Vietnamese authorities should unconditionally release videographer Nguyen Van Hoa and blogger Tran Thi Nga, the Committee to Protect Journalists said today.
“Vietnam should stop treating journalists like criminals,” said Shawn Crispin, CPJ’s senior Southeast Asia representative. “Nguyen Van Hoa and Tran Thi Nga should be freed immediately, and without charge.”
Hoa’s family on January 11, 2017 reported that the journalist, a videographer with the U.S.-government-funded Radio Free Asia’s Vietnamese language service, was missing from his home in the central coastal province of Ha Tinh, Rohit Mahajan, RFA’s director of public affairs, told CPJ in an email. On January 23 police informed Hoa’s family that the journalist was “temporarily detained” under article 258 of the penal code, which carries a maximum sentence of seven years in prison for “abusing democratic freedoms,” according to Mahajan. The RFA spokesman also said that police beat Hoa and confiscated his equipment, including a mobile phone and camera, while he was on assignment in November.
Hoa also published online videos of 2016 protests against an industrial accident that killed tons of fish and devastated fishing communities in Vietnam’s central coastal region in his capacity as a citizen journalist, Mahajan told CPJ. Hoa is detained in Ky Khang Commune, in Ha Tinh province’s Ky Anh District, Mahajan said.

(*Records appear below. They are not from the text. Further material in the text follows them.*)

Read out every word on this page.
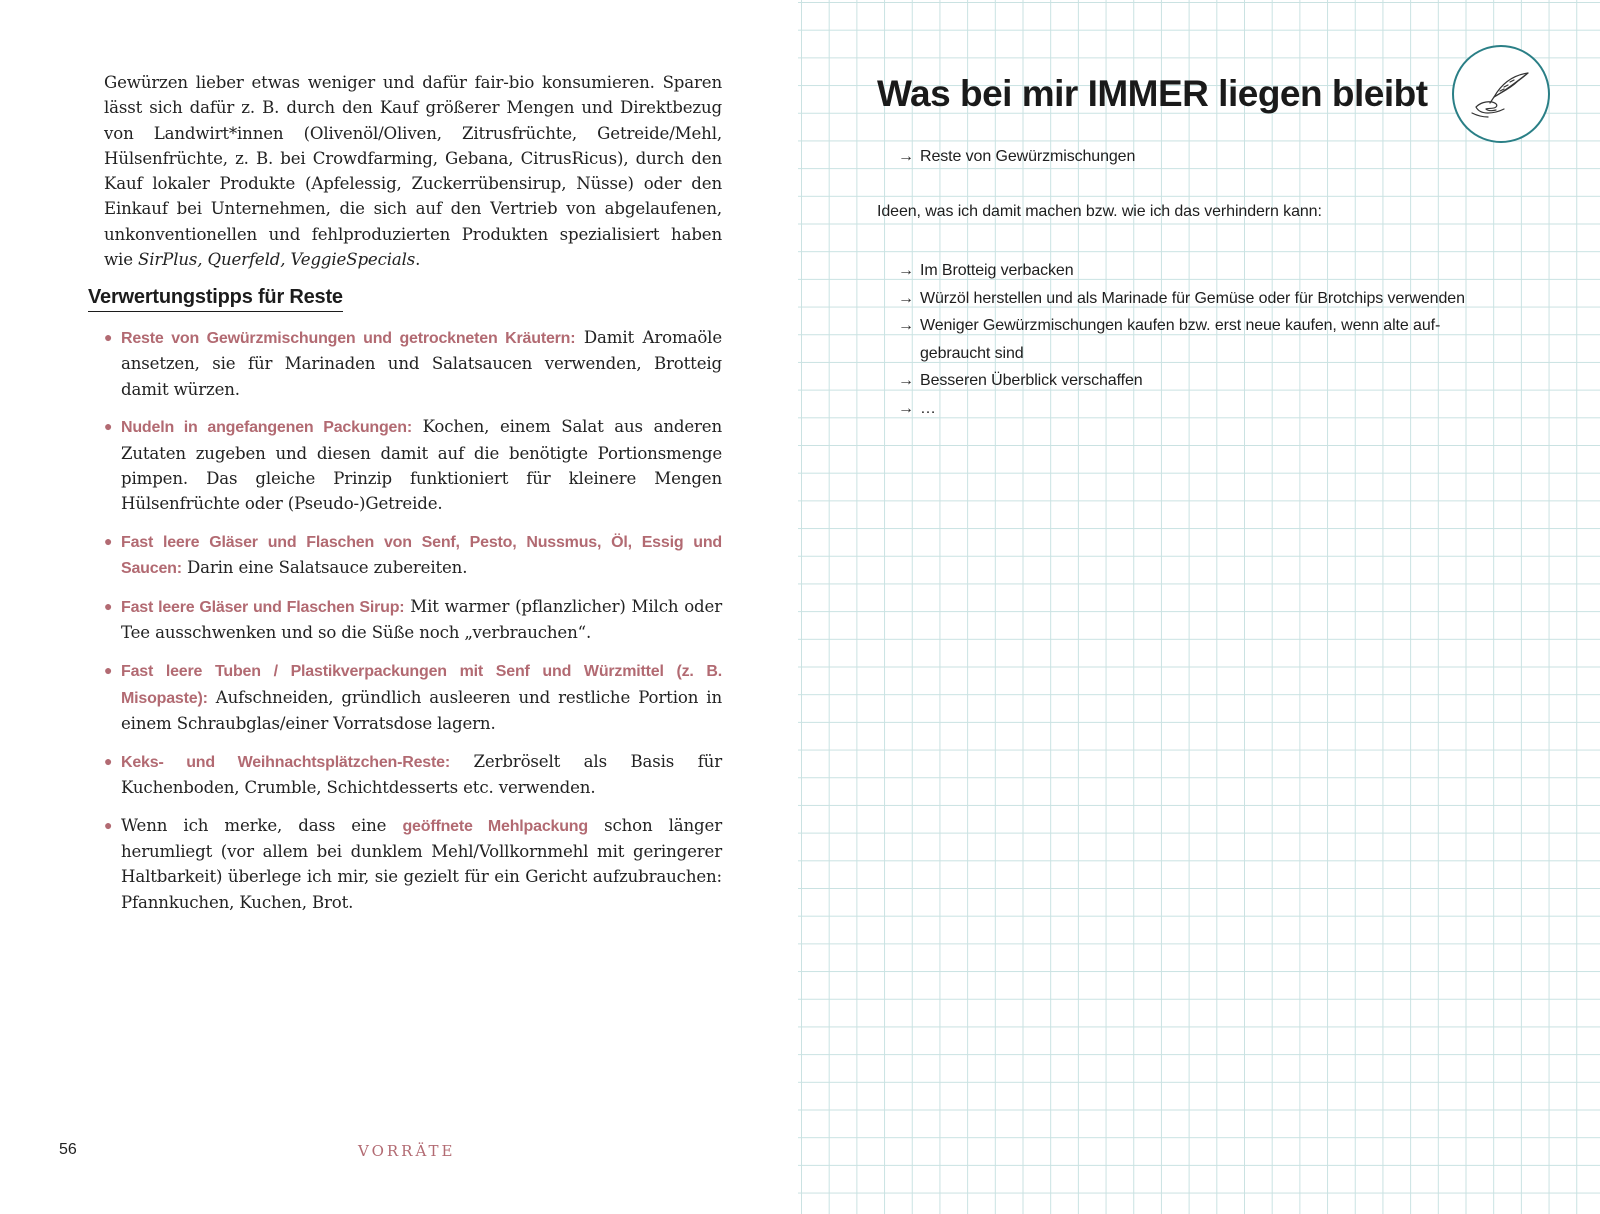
Gewürzen lieber etwas weniger und dafür fair-bio konsumieren. Sparen lässt sich dafür z. B. durch den Kauf größerer Mengen und Direktbezug von Landwirt*innen (Olivenöl/Oliven, Zitrusfrüchte, Getreide/Mehl, Hülsenfrüchte, z. B. bei Crowdfarming, Gebana, CitrusRicus), durch den Kauf lokaler Produkte (Apfelessig, Zuckerrübensirup, Nüsse) oder den Einkauf bei Unternehmen, die sich auf den Vertrieb von abgelaufenen, unkonventionellen und fehlproduzierten Produkten spezialisiert haben wie SirPlus, Querfeld, VeggieSpecials.

Verwertungstipps für Reste
● Reste von Gewürzmischungen und getrockneten Kräutern: Damit Aromaöle ansetzen, sie für Marinaden und Salatsaucen verwenden, Brotteig damit würzen.
● Nudeln in angefangenen Packungen: Kochen, einem Salat aus anderen Zutaten zugeben und diesen damit auf die benötigte Portionsmenge pimpen. Das gleiche Prinzip funktioniert für kleinere Mengen Hülsenfrüchte oder (Pseudo-)Getreide.
● Fast leere Gläser und Flaschen von Senf, Pesto, Nussmus, Öl, Essig und Saucen: Darin eine Salatsauce zubereiten.
● Fast leere Gläser und Flaschen Sirup: Mit warmer (pflanzlicher) Milch oder Tee ausschwenken und so die Süße noch „verbrauchen“.
● Fast leere Tuben / Plastikverpackungen mit Senf und Würzmittel (z. B. Misopaste): Aufschneiden, gründlich ausleeren und restliche Portion in einem Schraubglas/einer Vorratsdose lagern.
● Keks- und Weihnachtsplätzchen-Reste: Zerbröselt als Basis für Kuchenboden, Crumble, Schichtdesserts etc. verwenden.
● Wenn ich merke, dass eine geöffnete Mehlpackung schon länger herumliegt (vor allem bei dunklem Mehl/Vollkornmehl mit geringerer Haltbarkeit) überlege ich mir, sie gezielt für ein Gericht aufzubrauchen: Pfannkuchen, Kuchen, Brot.

56	VORRÄTE

Was bei mir IMMER liegen bleibt

→ Reste von Gewürzmischungen

Ideen, was ich damit machen bzw. wie ich das verhindern kann:

→ Im Brotteig verbacken
→ Würzöl herstellen und als Marinade für Gemüse oder für Brotchips verwenden
→ Weniger Gewürzmischungen kaufen bzw. erst neue kaufen, wenn alte auf-
gebraucht sind
→ Besseren Überblick verschaffen
→ …
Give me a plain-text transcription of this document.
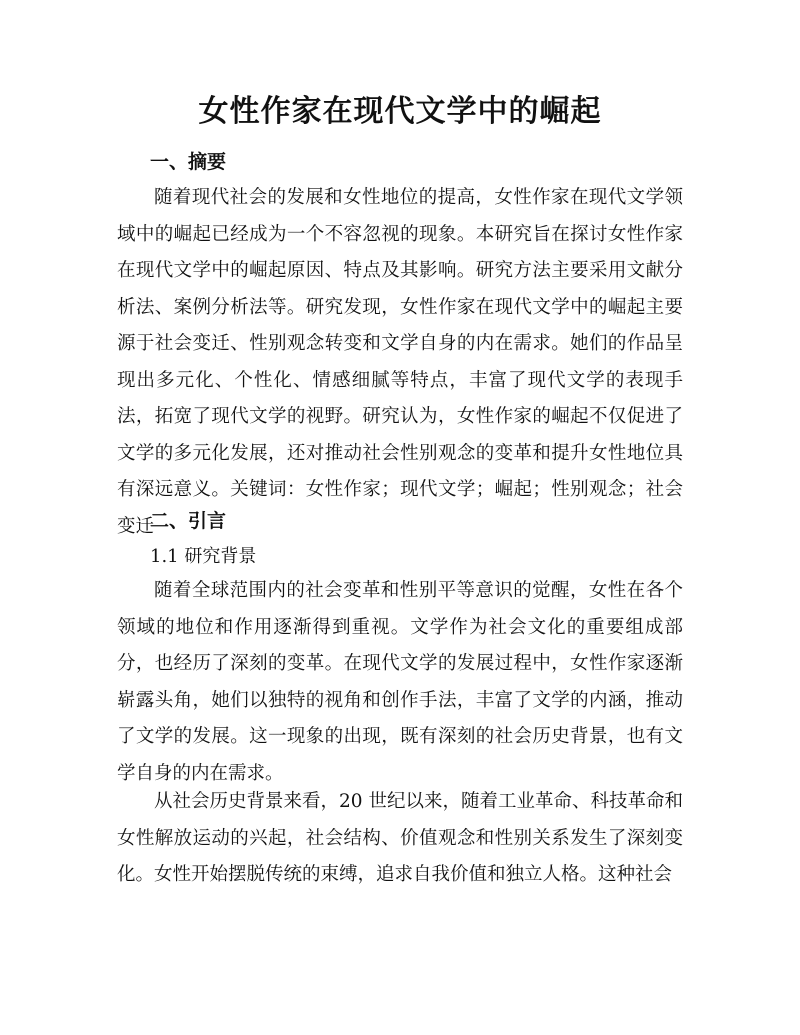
女性作家在现代文学中的崛起
一、摘要

随着现代社会的发展和女性地位的提高，女性作家在现代文学领域中的崛起已经成为一个不容忽视的现象。本研究旨在探讨女性作家在现代文学中的崛起原因、特点及其影响。研究方法主要采用文献分析法、案例分析法等。研究发现，女性作家在现代文学中的崛起主要源于社会变迁、性别观念转变和文学自身的内在需求。她们的作品呈现出多元化、个性化、情感细腻等特点，丰富了现代文学的表现手法，拓宽了现代文学的视野。研究认为，女性作家的崛起不仅促进了文学的多元化发展，还对推动社会性别观念的变革和提升女性地位具有深远意义。关键词：女性作家；现代文学；崛起；性别观念；社会变迁

二、引言
1.1 研究背景

随着全球范围内的社会变革和性别平等意识的觉醒，女性在各个领域的地位和作用逐渐得到重视。文学作为社会文化的重要组成部分，也经历了深刻的变革。在现代文学的发展过程中，女性作家逐渐崭露头角，她们以独特的视角和创作手法，丰富了文学的内涵，推动了文学的发展。这一现象的出现，既有深刻的社会历史背景，也有文学自身的内在需求。

从社会历史背景来看，20 世纪以来，随着工业革命、科技革命和女性解放运动的兴起，社会结构、价值观念和性别关系发生了深刻变化。女性开始摆脱传统的束缚，追求自我价值和独立人格。这种社会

On January 21, police in Vietnam’s northern Ha Nam province arrested blogger and rights activist Tran Thi Nga at her home, according to news reports. Nga, who blogs about human rights issues under the pen name Thuy Nga, is held on suspicion of violating article 88 of the penal code, which allows for a maximum sentence of 20 years in prison for “conducting propaganda against the state,” the reports said.
Vietnam held at least eight journalists behind bars when CPJ conducted its annual global census of jailed journalists on December 1, 2016. The country has consistently ranked among the 10 worst jailers of journalists in the world, CPJ research shows.